Army wife Melissa Bourgeois hit her breaking point five years ago when she was living at a U.S. military base in Vicenza, Italy, with her husband, Eric, an infantryman. Eric was just back from a harrowing second deploymentΒ to Afghanistan marked by frequent firefights. Filled with an uncontrollable rage, he spent his nights self-medicating at bars with his war buddies.

Eric's anger toward his family had become explosive, and he regularly punched doors, furniture and even a concrete wall that left his hand injured. Melissa, 25 at the time, with their two small children, felt isolated in a new country where she barely spoke the language. She needed to talk to someone about her situation, but she said each time she sought mental-health care on the base, she was given Valium and sent away.
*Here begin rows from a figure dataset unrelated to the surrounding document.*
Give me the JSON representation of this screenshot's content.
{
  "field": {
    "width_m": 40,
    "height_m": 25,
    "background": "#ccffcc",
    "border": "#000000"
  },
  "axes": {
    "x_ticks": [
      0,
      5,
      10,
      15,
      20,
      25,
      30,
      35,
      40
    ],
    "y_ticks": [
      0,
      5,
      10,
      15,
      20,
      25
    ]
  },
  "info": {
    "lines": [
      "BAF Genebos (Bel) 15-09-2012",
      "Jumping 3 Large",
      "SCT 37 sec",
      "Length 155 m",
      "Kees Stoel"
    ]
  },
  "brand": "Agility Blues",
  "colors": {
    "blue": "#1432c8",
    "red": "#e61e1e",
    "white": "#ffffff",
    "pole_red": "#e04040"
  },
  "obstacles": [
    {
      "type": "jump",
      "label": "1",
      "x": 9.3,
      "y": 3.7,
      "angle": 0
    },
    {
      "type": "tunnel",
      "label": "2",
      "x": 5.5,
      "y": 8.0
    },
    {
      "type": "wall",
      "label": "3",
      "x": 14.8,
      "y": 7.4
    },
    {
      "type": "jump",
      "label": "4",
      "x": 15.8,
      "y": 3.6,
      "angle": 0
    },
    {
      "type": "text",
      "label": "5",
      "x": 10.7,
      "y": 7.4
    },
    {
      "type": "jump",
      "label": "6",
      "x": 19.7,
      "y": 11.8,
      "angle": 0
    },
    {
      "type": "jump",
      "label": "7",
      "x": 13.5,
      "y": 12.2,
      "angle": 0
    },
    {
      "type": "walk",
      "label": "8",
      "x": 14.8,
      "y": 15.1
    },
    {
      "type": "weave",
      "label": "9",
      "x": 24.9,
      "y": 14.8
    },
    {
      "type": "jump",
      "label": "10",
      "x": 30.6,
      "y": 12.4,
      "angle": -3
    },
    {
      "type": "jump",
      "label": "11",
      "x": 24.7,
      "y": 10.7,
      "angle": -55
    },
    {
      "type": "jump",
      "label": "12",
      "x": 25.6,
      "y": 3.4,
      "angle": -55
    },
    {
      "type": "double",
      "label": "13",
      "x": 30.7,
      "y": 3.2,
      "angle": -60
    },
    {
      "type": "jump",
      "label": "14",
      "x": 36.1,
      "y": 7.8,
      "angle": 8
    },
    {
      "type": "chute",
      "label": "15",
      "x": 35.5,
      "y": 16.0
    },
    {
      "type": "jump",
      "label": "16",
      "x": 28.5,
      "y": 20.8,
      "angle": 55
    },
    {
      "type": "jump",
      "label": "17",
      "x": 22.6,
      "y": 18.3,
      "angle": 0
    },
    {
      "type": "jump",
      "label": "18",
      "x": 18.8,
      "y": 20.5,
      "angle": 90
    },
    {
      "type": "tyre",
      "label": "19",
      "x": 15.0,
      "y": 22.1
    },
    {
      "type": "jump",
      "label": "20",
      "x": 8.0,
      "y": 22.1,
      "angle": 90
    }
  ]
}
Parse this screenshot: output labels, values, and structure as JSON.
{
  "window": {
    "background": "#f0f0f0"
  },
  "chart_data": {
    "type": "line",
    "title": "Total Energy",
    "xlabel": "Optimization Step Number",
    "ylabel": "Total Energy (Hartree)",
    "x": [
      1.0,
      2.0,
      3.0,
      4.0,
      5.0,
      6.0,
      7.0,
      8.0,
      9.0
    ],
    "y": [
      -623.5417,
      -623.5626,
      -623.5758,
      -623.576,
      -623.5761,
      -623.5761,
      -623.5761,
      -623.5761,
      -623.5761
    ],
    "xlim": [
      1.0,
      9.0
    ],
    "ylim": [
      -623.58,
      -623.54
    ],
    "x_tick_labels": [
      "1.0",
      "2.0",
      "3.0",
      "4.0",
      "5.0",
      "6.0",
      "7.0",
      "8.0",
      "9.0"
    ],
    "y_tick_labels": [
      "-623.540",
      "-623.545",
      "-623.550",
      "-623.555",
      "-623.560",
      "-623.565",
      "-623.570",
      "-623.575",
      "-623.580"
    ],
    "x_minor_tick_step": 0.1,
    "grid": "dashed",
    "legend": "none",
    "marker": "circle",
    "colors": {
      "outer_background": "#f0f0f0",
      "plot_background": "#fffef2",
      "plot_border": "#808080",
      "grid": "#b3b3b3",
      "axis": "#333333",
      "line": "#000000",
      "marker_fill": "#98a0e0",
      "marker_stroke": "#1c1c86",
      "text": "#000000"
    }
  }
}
In October 2008, Eric backed Melissa into a corner and started shouting at her in front of the children, the smell of alcohol heavy on his breath. "I was hysterical, screaming," she said. Desperate, she called a friend, who reported him to the military police for domestic abuse. The commanding officer of Eric's company held him in the barracks for 72 hours before releasing him. When Melissa went to her husband's platoon sergeant for help, he told her that if she was so unhappy, maybe he should just send her back home. Soon after that, Eric said, the platoon sergeant told him, "Keep your wife in line."